Social navigation app Waze is pushing an update to iOS(s AAPL) and Android(s GOOG) users on Wednesday that will let users report road closures. If enough people use that capability, it could start automatically helping to route other users around the closure.

Waze, you might recall, is one of the apps Apple CEO Tim Cook recommended last fall that dissatisfied Apple Maps users try until the Apple product improved. But it’s been around for two years, and Waze’s maps are available in 45 countries. The free app has been downloaded 40 million times, the company said Wednesday. Waze road block

Waze is already used to report speed traps, the cheapest gas stations and accidents that other users can see in real-time and plan their routes around. But road closures is the newest crowdsourced feature and will automatically influence other drivers’ directions. It will work like this: if a road is closed due to snow or ice, if construction pops up, or a street is closed for an event, a user can report it and the app will automatically re-route the user around that road. But if a certain number of people report the same closing, then the app will automatically start re-routing everyone around that road.

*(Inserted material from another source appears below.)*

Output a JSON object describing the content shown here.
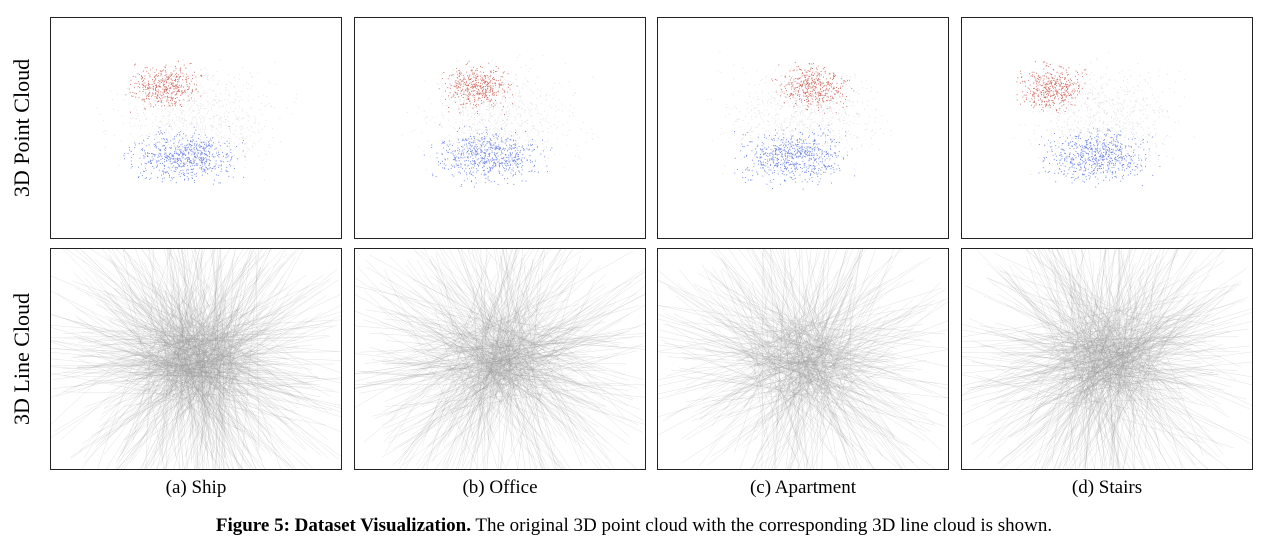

That “certain number” isn’t the same for every kind of road. Two people can’t report Highway 101 as shut down and cause the app to re-route, for example. Waze won’t say exactly how many, but it would have to be a lot more than a single-digit number of reports to take effect. By contrast, a rural county road may be routed around and considered officially closed after a much smaller number of closure reports.

Waze will automatically detect when a road is back open too — as soon as someone drives through that point and doesn’t report the closure, the app considers the road re-opened.

Waze says it got a taste of the utility of its real-time crowdsourcing after being asked for help by the White House and FEMA to help in the aftermath of Superstorm Sandy last fall. Waze asked New York area Waze users to mark on the map the gas stations they came across that were open, the length of the lines, and how long the gas was expected to last at that location.

“Sandy gave us confidence,” Waze spokesman Michal Habdank-Kolaczkowski told me. “We’re not trying to turn Waze into a crisis-solving app, but as a driver you should know what’s happening on the road,” he said, whether that’s snow, a street fair or construction. “There’s a lot of reasons a road can close, not just a crisis.”